Ricky Hatton, the former World Light Welterweight Champion, was stripped of his boxing license Thursday by the British Boxing Board of Control.
The 31-year-old former champ was also fined $31,000 at the board hearing.
Hatton's fans were some of the most boisterous and passionate in all of boxing when he was on top, usually chanting his name and substituting it into the lyrics of the song Winter Wonderland.
But just like no puncher ever feels they are out of a fight, no boxer ever feels like his career is over.
Here are some ways Hatton could make a comeback.
By the looks of him in these recent pictures, he is in no way a light welterweight right now.
In their statement about why he was being suspended, the British Boxing Board of Control said: "Ricky Hatton is not an active boxer and his current physical condition is such that the board decided to withdraw his boxer's license."
Ouch. So, showing that he wants to box again by getting in shape will help.
One British paper reported that Hatton, understandably, takes his losses really hard. After one loss, he was quoted as saying: "I couldn't show my face for months and months on end."
He's got to focus on the future and not worry about those past defeats.
He has already released statements saying that he is sorry and knows of his problems. His true fans will stay with him. So, he should take the punishment, move on, and focus on proving that he can change.
After the Pacquiao fight, he said that he had a "sneaky feeling" that he would fight again, even though people were telling him that he should retire.
If he is getting back in the ring for the wrong reasons, the comeback will never stick and he'll fall back on bad habits.
And the Board will not reinstate him.
Hatton has said that it was problems in his personal life, as well as the boxing, that triggered his depression and that he was getting help with it.
He also says that coping with retirement has been hard.

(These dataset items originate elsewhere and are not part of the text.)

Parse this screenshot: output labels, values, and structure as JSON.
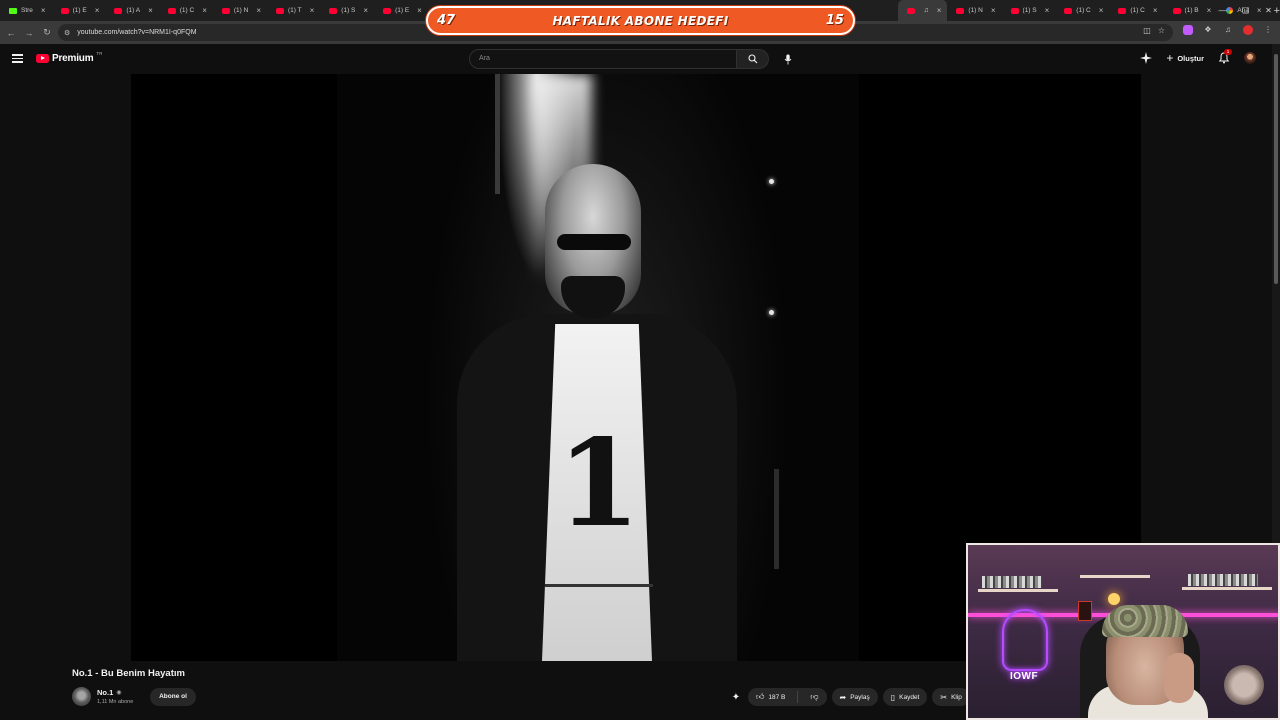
{
  "browser": {
    "tabs": [
      {
        "icon": "kick-favicon",
        "title": "Stre",
        "active": false
      },
      {
        "icon": "youtube-favicon",
        "title": "(1) E",
        "active": false
      },
      {
        "icon": "youtube-favicon",
        "title": "(1) A",
        "active": false
      },
      {
        "icon": "youtube-favicon",
        "title": "(1) C",
        "active": false
      },
      {
        "icon": "youtube-favicon",
        "title": "(1) N",
        "active": false
      },
      {
        "icon": "youtube-favicon",
        "title": "(1) T",
        "active": false
      },
      {
        "icon": "youtube-favicon",
        "title": "(1) S",
        "active": false
      },
      {
        "icon": "youtube-favicon",
        "title": "(1) E",
        "active": false
      },
      {
        "icon": "youtube-favicon",
        "title": "(1)",
        "active": false
      }
    ],
    "tabs_right": [
      {
        "icon": "youtube-favicon",
        "title": "",
        "active": true
      },
      {
        "icon": "youtube-favicon",
        "title": "(1) N",
        "active": false
      },
      {
        "icon": "youtube-favicon",
        "title": "(1) S",
        "active": false
      },
      {
        "icon": "youtube-favicon",
        "title": "(1) C",
        "active": false
      },
      {
        "icon": "youtube-favicon",
        "title": "(1) C",
        "active": false
      },
      {
        "icon": "youtube-favicon",
        "title": "(1) B",
        "active": false
      },
      {
        "icon": "google-favicon",
        "title": "Ana",
        "active": false
      }
    ],
    "url": "youtube.com/watch?v=NRM1I-q0FQM"
  },
  "overlay": {
    "left_count": "47",
    "goal_label": "HAFTALIK ABONE HEDEFI",
    "right_count": "15",
    "accent_color": "#ef5a24"
  },
  "youtube": {
    "logo_text": "Premium",
    "country_code": "TR",
    "search_placeholder": "Ara",
    "create_label": "Oluştur",
    "notification_count": "1"
  },
  "video": {
    "title": "No.1 - Bu Benim Hayatım",
    "jersey_number": "1",
    "channel_name": "No.1",
    "subscriber_count": "1,11 Mn abone",
    "subscribe_label": "Abone ol",
    "like_count": "187 B",
    "share_label": "Paylaş",
    "save_label": "Kaydet",
    "clip_label": "Klip"
  },
  "webcam": {
    "neon_sign_text": "IOWF"
  }
}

So again, figuring out if he needs to be boxing again is a key question.
Though he admits to using drugs at times, he told one UK reporter that he isn't sure when he started using cocaine or if that is the only drug he used.
"I've been in such a low place, such a bad place, I couldn't tell you. Half the time, I could not tell you if it was cocaine."
That's not good. But, hopefully, he will be able to get the help he needs in the rehab clinic that he is said to be in.
The one thing that he has definitely been diagnosed by a specialist of having is a drinking problem.
Again, he is not the first to deal with depression by drinking, but because he has to prove himself in order to make a comeback—if he chooses to—he will have to show progress in his rehabilitation.
Hatton told a UK reporter in an interview that he is stressed by the situation that he has with the mother of his son.
"I have a wonderful son, nine years old, and me and his mam, at times, have not seen eye to eye."
Hatton said that, at times, he was only able to see the little boy once a week.
He also said that he is having problems with his own parents.
All that added stress will make any comeback that much harder.
From all of his recent interviews, it seems like Hatton has been in some dark places and has been suffering.
It's always easier when you are on top, but now that he's suffering some tribulations, he will find out who his friends are.
He is going to need them.
Drugs like cocaine are still illegal.
And according to the London Evening Standard, after Hatton is done with his rehab stint, he is said to be going into an interview with the police.
Before he can deal with any attempted or possible comebacks, he has to make sure that there won't be any legal consequences for his actions.
I wish him well.
He's always been an exciting and all-in type of fighter. Now he has to be like that with his rehab.